Alors que le gouvernement vient de mettre en place l’interdiction de poulets congelés importés, le secteur avicole tente de se restructurer.
On s’en souvient encore : c’était en avril 2023. Exacerbé par l’envahissement massif du marché béninois de viandes de volaille étrangères, Gaston Dossouhoui, ministre de l’Agriculture et de l’Élevage, avait lâché la nouvelle. « Au 31 décembre 2024, vous pouvez dire merde aux poulets congelés importés. Ça ne viendra plus et nous allons faire nos fêtes avec nos propres poulets, nos pintades, nos canards, ce que nous avons élevé nous-mêmes », avait-il déclaré.
C’était une grave, mais importante mesure qui, à terme, pour le gouvernement, devrait permettre de créer davantage d’emplois dans le secteur, dynamiser la filière avicole et encourager la consommation de produits locaux.
Mettre fin à la concurence déloyale
En moyenne, le Bénin importe près de 100.000 tonnes de produits à base de volaille chaque année.
Cette importation massive crée une concurrence déloyale selon Yao Akpo, directeur d’élevage, et freine le développement de la production nationale.
« Quand vous avez une telle importation, où le kilogramme de poulet congelé est vendu autour de 1.200 Francs CFA, alors que le coût de production domestique vous revient à près de 2 000 Francs le kilo, il est évident que face à une telle concurrence déloyale, aucun promoteur ne saurait s’investir dans la production de poulet de chair », assure-t-il au micro de la DW.
Sur le terrain, les acteurs s’activent pour mettre en place des mécanismes pouvant permettre de répondre aux besoins nationaux.

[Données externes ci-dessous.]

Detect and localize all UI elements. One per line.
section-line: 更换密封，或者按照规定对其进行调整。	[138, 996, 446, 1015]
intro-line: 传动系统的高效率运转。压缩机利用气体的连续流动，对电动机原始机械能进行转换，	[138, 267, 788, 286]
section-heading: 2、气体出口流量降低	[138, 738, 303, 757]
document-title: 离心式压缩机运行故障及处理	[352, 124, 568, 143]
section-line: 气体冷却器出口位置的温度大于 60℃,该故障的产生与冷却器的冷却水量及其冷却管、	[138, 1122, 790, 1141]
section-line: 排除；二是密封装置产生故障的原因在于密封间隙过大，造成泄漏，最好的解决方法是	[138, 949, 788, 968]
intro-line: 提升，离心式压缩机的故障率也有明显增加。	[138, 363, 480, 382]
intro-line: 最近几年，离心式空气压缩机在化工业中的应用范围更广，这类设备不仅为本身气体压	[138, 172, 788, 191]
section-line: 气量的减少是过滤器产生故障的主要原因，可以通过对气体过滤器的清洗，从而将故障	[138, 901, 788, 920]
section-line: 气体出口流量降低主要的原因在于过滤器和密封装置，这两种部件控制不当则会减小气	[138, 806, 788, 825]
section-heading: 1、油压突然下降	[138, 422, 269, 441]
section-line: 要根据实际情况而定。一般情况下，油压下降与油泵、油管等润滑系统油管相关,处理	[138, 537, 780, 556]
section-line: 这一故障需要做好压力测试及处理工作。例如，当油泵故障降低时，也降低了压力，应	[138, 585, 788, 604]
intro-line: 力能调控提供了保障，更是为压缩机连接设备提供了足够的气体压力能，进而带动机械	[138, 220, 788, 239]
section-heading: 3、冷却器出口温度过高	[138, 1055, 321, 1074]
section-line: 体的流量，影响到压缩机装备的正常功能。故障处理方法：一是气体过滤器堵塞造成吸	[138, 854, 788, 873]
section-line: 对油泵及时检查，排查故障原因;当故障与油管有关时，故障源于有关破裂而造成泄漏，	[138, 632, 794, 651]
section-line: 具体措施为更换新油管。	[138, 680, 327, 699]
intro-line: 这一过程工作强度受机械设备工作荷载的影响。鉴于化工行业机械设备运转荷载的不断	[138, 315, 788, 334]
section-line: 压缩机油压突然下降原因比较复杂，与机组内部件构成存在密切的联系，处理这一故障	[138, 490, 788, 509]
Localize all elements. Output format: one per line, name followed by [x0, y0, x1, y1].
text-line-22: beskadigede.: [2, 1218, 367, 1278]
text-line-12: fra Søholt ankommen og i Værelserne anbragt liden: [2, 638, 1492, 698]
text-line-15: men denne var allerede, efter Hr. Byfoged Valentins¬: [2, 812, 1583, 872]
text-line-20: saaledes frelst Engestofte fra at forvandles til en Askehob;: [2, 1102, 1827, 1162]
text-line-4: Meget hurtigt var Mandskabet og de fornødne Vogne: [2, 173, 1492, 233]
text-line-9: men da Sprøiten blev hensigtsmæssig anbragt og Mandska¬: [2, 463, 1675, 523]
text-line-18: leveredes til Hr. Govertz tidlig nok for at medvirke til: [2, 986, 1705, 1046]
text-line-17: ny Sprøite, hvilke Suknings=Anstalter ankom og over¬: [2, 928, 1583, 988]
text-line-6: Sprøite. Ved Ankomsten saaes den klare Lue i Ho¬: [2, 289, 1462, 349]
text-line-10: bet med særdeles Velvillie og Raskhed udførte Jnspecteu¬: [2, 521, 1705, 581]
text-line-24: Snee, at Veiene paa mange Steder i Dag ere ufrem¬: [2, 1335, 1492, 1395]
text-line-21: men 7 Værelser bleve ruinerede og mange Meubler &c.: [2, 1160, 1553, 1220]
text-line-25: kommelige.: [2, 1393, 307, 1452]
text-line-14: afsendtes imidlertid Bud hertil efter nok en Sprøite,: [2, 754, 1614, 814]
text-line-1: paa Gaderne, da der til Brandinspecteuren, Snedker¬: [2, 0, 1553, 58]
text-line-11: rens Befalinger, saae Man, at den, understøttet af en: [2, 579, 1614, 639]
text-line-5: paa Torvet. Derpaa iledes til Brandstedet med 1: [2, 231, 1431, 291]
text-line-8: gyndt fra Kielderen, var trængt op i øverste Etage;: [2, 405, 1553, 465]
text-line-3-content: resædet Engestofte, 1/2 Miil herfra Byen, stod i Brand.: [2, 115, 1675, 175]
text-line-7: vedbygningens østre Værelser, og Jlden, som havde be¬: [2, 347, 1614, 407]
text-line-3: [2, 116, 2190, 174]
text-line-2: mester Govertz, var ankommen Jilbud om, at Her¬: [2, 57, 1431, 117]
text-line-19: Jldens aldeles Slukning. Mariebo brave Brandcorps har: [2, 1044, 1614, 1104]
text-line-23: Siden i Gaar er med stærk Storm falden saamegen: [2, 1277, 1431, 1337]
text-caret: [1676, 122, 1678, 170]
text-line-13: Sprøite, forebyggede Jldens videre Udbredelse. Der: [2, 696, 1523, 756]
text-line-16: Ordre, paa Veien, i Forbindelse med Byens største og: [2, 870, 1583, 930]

« Nous avons, avec l’État, mis en place une stratégie nationale pour combler le gap. Parce que, comme vous le savez, nous ne sommes pas encore autonomes, mais nous pouvons atteindre cette autonomie-là avec cette stratégie mise en place », expliqueModeste Dayato, qui est à la tête de l’Association nationale des aviculteurs du Bénin. « Le choix est porté sur les poulets de chair qui ne nécessitent pas assez de temps pour atteindre le poids marchand. »
Des résultats probants dès cette année ?
Mais même si le gouvernement assure disposer déjà d’une infrastructure solide, avec des couvoirs, des unités de production d’aliments et un maillage territorial grâce aux structures déconcentrées, l’agro-économiste Lino Tokpo craint que cette mesure ne réponde pas, cette année, aux attentes escomptées.
« Pour 2025, je doute très fort parce qu’il n’y a pas eu tellement de dispositions pour renforcer la production locale en tant que telle », affirme-t-elle. « Nous n’avons pas de grands groupes de production de volaille, ni des poussins, ni de l’engraissement, ni de l’abattage. Nous pensons réellement que ça a été lancé et que l’État va prendre encore des dispositions pour que cela soit effectif. »
Le Bénin aspire à une couverture de 70 % de ses besoins nationaux en viande, en lait et en œufs à l’horizon. Aujourd’hui, les productions annuelles ne couvrent que partiellement les besoins de la population, avec près de 70 % de couverture en œufs, tandis que l’élevage de poulet de chair reste embryonnaire.